Princess Eugenie arrives at St George's Chapel at Windsor Castle for the wedding of Meghan Markle and Prince Harry.
Princess Eugenie may be fully underway with preparations for her wedding in just five months time, but she's working hard on her royal duties, launching a brand new, worthwhile job recently.
Over on her Instagram, the 28-year-old revealed that she has become the ambassador of a new project aiming to reduce plastic in our oceans – an apt campaign, given that today is World Oceans Day.
The royal posed alongside a giant incarnation of a whale made up of single-use plastic, which is located on London’s Carnaby Street, to illustrate the damage it is doing to our oceans.
Alongside the photos, she wrote, ‘I’m so excited to have recently become an Ambassador of Project 0 whose aim is to restore and protect the ocean. Today we launched our new partnership with @skyoceanrescue and of course, Plasticus, the whale made of used single use plastic…
‘Together we aim to inspire people to make sustainable choices to stop the ocean from drowning in plastic. #passonplastic @weareprojectzero’.

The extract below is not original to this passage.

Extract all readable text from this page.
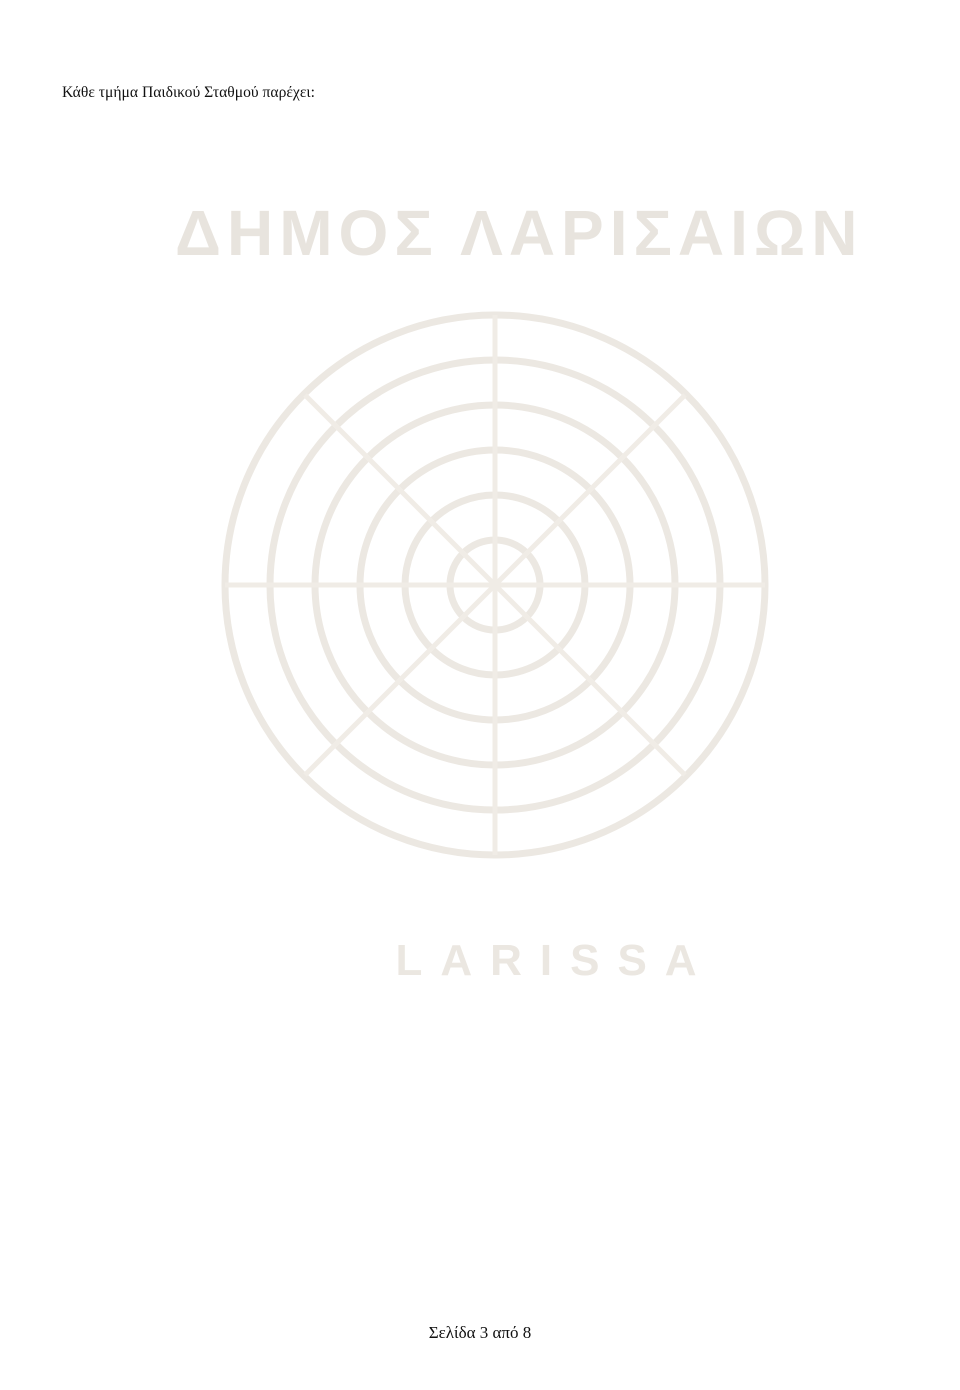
ΔΗΜΟΣ ΛΑΡΙΣΑΙΩΝ
LARISSA

Κάθε τμήμα Παιδικού Σταθμού παρέχει:

Σελίδα 3 από 8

Princess Eugenie’s followers were quick to praise the royal’s important new cause. One wrote, ‘Brilliant cause well done!’, while another said, ‘Thank you for using your platform to help our oceans 💖💖 such a great and worthy cause to support!!’
Princess Eugenie adopted her signature style for the launch event in the capital. She opted for a floaty floral dress, teamed with her favourite knee-high suede boots.
It’s likely that Eugenie’s uncle, Prince Charles, will be delighted with his niece’s new project, as an ardent campaigner for environmental issues himself.
In the past, the Prince has been vocal about the need to create change in regards to plastic-use. He has spoken openly too about the damage it does our oceans. And, at a conference in January, he spoke of how “unbelieveably urgent” it is that we do something about the problem.
“Over the last few years, the awareness and science about the negative impacts of plastic waste in our ocean have grown significantly.
“Even though the challenge at hand is extremely grave and unbelievably urgent, I for one at least find some encouragement from the fact that the legacy of plastic in the environment is now very much on the global agenda and in the public consciousness.”